A large distracted woman with chalky yellow hair led him to a small lightless room on the third floor, a single window offering a view of the faceless brick apartment building across the street. The room was closetless, was furnished with a narrow bed, a wardrobe permanently ajar, a mahogany-veneer dresser and a small chintz-covered stuffed chair. An additional chair might be supplied, she said, if the tenant required more than one. There was a bathroom down the hall he might want to inspect, which had a new plumbing system.
“How much?” he asked.
She showed him the bathroom and another room on the floor, which she referred to as a kitchen, a closet-sized space with a two burner hotplate and a refrigerator slightly larger than a bread box.
“Twenty pounds a week including continental breakfast,” she said.
“How much is it without breakfast?” he asked.
The question distressed her, caused her eyes to narrow and her shoulders to quiver under an invisible weight. “It’s the same,” she said, “with or without the breakfast. If you looked around, I’m sure you noticed that you can’t do any better than what I’m asking.”

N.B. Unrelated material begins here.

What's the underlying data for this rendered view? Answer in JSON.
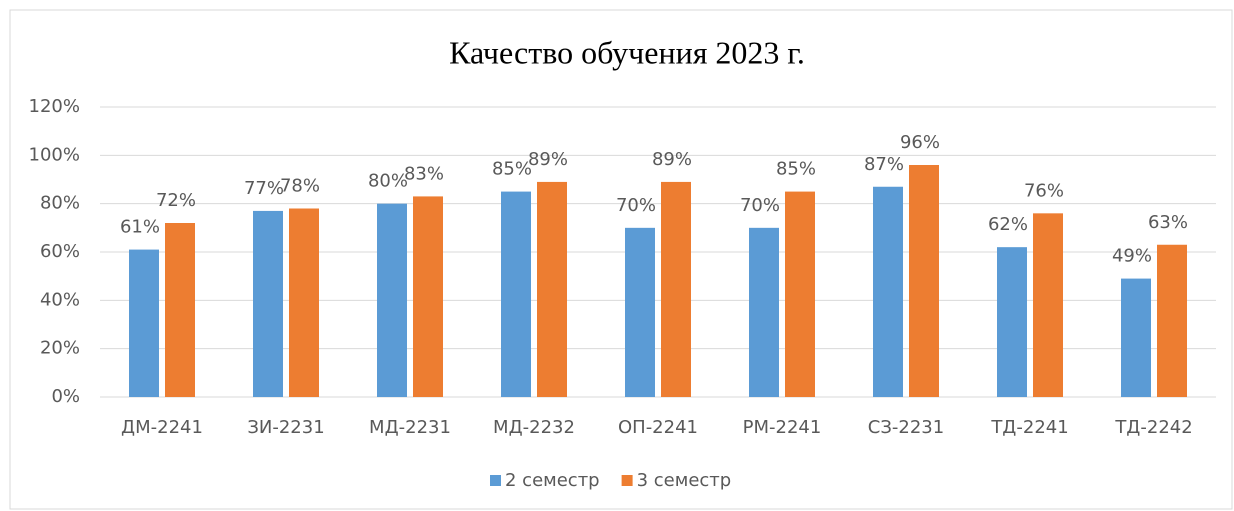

Tom went into his pants pocket and took out a twenty pound note. “I don’t know how long I’ll be staying,” he said.
“You can move in anytime,” the woman said, folding the twenty pound bill in thirds and putting it in the pocket of her housedress. “I don’t care what you do in that room as long as everything is kept in the same condition you find it. I’ve made an inventory of each and every item in your care.”
He went back into the room to see if his memory of it had survived the passage of fifteen minutes. When you approached it without expectation of grace or charm or comfort, the room wasn’t bad at all. The landlady waited for him in the hall, her demeanor faintly ironic as if she knew some minor fraud were being perpetrated on one or both sides.
“I suppose you’d like a receipt,” she said as if the request (he hadn’t made) was the first excess of many she might expect from him.
He wouldn’t have been surprised if she had propositioned him in the next breath, or accused him of coming on to her with lecherous intent. If she weren’t watching him, he might have stashed the gun in one of the dresser drawers, its insistent weight burdening his hip. Guarding the door like a jailer, she asked him again if it would please him to have a receipt.
He said, joining her in the hall, that the room was exactly what he wanted and he would move in that evening.
The receipt, written in illegible hand, was on a half-sheet of letterhead, the landlady’s name and address printed at the top. O. Chepstow, Fashion Specialist. 62 Wornington Road. London W2.